Dia tidak membawa mobil. Ia bersama Jinhyuk saat berangkat tadi, tapi sekarang sahabat sialannya itu meninggalkannya karena akan pergi mengambil patung Olaf yang dipesannya dua bulan lalu.
Biasanya saat Jinhyuk tidak ada dan dia tidak membawa mobil, Seungyoun akan ikut menumpang mobil Sejin.
Tapi sekarang tidak bisa lagi, mengingat Sejin telah memutuskannya tadi pagi dengan alasan ingin fokus berbisnis.
Seungyoun menghela nafas kasar. Sepertinya dia tidak lebih penting dari Olaf dan Marimong.
"Baby?"
Seungyoun tersentak saat mendengar bisikan yang sangat dekat dengan telinganya.
Pria Cho itu menoleh dan raut wajahnya berubah sinis, "Siapa yang lo panggil baby? Galiat badan gue se keker apa hah?"
Sang pemanggil, Hangyul tersenyum miring, "Hm? Masa?"
Pria Lee itu meletakkan satu tangannya dibahu Seungyoun. Turun kepunggung, merabanya pelan, dan bergerak kesamping merangkul pinggang Seungyoun.
"Lepas!" desis Seungyoun pelan.
Hangyul hanya tersenyum miring dan semakin mengeratkan rangkulannya.
Seungyoun menunduk. Mereka menjadi pusat perhatian. Memang hanya beberapa mahasiswa, tapi tetap saja memalukan.
Harga dirinya sebagai dominant benar benar jatuh.
Dia harus cepat cepat mencari cara untuk menyingkirkan Hangyul.
. . .
Seungyoun menguap pelan. Netranya menatap jengah Hangyul yang sedang mengamati serius berbagai judul buku didepannya.
Lee sialan itu memaksa untuk menemaninya ke toko buku. Dan lagi lagi Seungyoun tak bisa menolak, karena Hangyul berkata akan mengantarkannya pulang.

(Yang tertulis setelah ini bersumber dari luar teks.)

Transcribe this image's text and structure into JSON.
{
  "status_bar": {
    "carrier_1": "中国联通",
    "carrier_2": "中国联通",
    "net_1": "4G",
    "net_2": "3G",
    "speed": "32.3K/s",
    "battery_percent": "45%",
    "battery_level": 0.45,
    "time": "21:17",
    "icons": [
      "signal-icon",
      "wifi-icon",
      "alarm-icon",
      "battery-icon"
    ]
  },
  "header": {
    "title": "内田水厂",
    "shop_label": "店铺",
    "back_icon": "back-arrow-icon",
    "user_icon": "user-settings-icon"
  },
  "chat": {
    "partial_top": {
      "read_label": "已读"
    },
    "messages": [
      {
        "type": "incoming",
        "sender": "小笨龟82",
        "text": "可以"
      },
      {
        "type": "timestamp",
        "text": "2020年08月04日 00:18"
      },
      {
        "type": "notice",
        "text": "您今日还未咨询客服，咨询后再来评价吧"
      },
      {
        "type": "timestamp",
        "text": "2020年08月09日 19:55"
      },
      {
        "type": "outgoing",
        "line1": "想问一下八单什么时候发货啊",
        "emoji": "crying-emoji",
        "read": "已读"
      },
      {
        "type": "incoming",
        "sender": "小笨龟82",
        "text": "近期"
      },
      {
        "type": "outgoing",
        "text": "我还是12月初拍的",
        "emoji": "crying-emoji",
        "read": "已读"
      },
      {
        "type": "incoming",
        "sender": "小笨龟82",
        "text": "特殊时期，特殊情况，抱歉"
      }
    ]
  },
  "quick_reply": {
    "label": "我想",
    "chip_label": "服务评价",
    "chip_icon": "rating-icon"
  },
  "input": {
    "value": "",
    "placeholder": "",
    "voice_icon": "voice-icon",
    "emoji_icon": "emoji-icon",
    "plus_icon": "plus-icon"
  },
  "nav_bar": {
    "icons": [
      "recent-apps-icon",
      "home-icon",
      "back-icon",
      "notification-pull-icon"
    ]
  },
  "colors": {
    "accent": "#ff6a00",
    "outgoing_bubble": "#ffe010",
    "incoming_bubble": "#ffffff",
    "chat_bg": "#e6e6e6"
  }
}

Well, mereka saling mengambil kesempatan.
Tapi Seungyoun benar benar bosan, "Hangyul cepetan!"
Hangyul menoleh, netranya mendapati Seungyoun yang menatapnya sayu khas orang orang mengantuk, -walaupun Hangyul berpikir lain.
Hangyul menatap Seungyoun lama,
Sangat cantik.
Hangyul bersumpah tidak akan membiarkan Seungyoun pergi darinya lagi. Kalau perlu dia akan memasangkan kalung rantai agar Seungyoun tak bisa lari lagi.
"Hangyul!"
Hangyul tersentak dari lamunannya tentang cara mempertahankan Cho Seungyoun.
"Kenapa hm? Bosen?" tanyanya.
"Pikir aja sendiri!" sahut Seungyoun ketus.
Hangyul terkekeh pelan, "Main cooking mania aja dulu."
"Sinting!" tukas Seungyoun sinis.
Hangyul tersenyum geli, dia berjalan menuju ke arah Seungyoun yang duduk disalah satu kursi.
"Lo udah putus dari Lee Sejinkan?" tanya Hangyul saat sudah berada disamping kursi yang diduduki Seungyoun.
"Ud- anjir lo apain Sejin?" tanya Seungyoun balik. Sudah pasti ini campur tangan Hangyul.
Hangyul mengusak pelan rambut Seungyoun, "Ada. Yang pasti bikin lo jadi milik gue seutuhnya."
Seungyoun berdecak pelan kemudian berdiri dari kursinya, "Gue mau nyari bahan presentasi, tunggu aja disini." ucapnya cepat kemudian berlalu.
Pria Cho itu menepuk pelan kedua pipinya. Kenapa rasa panas dipipinya tak kunjung hilang?
"Seungyoun?"
Seungyoun menggeram kesal. Kenapa pengganggu selalu ada dimanapun?
Seungyoun menoleh, "Wooseok?"
Kim Wooseok. Mantan kekasih Jinhyuk.
Wooseok tersenyum tipis, "Apa kabar?"
"Baik. Lo gimana?" sahut Seungyoun.
"Gue juga b-"
"Kak Oshin~"
Sebuah suara dari pria mungil dengan keimutan diatas rata rata menyela perkataan Wooseok. Pria itu menghampiri Wooseok dan menggandeng sebelah tangannya.
"Udah selesai?" Wooseok bertanya lembut.
Pria mungil itu mengangguk lucu. Kemudian mata bulatnya menatap Seungyoun bingung.
"Kak Oshin dia siapa?" tanyanya, mata bonekanya masih setia menatap Seungyoun yang sedari tadi menahan gemas.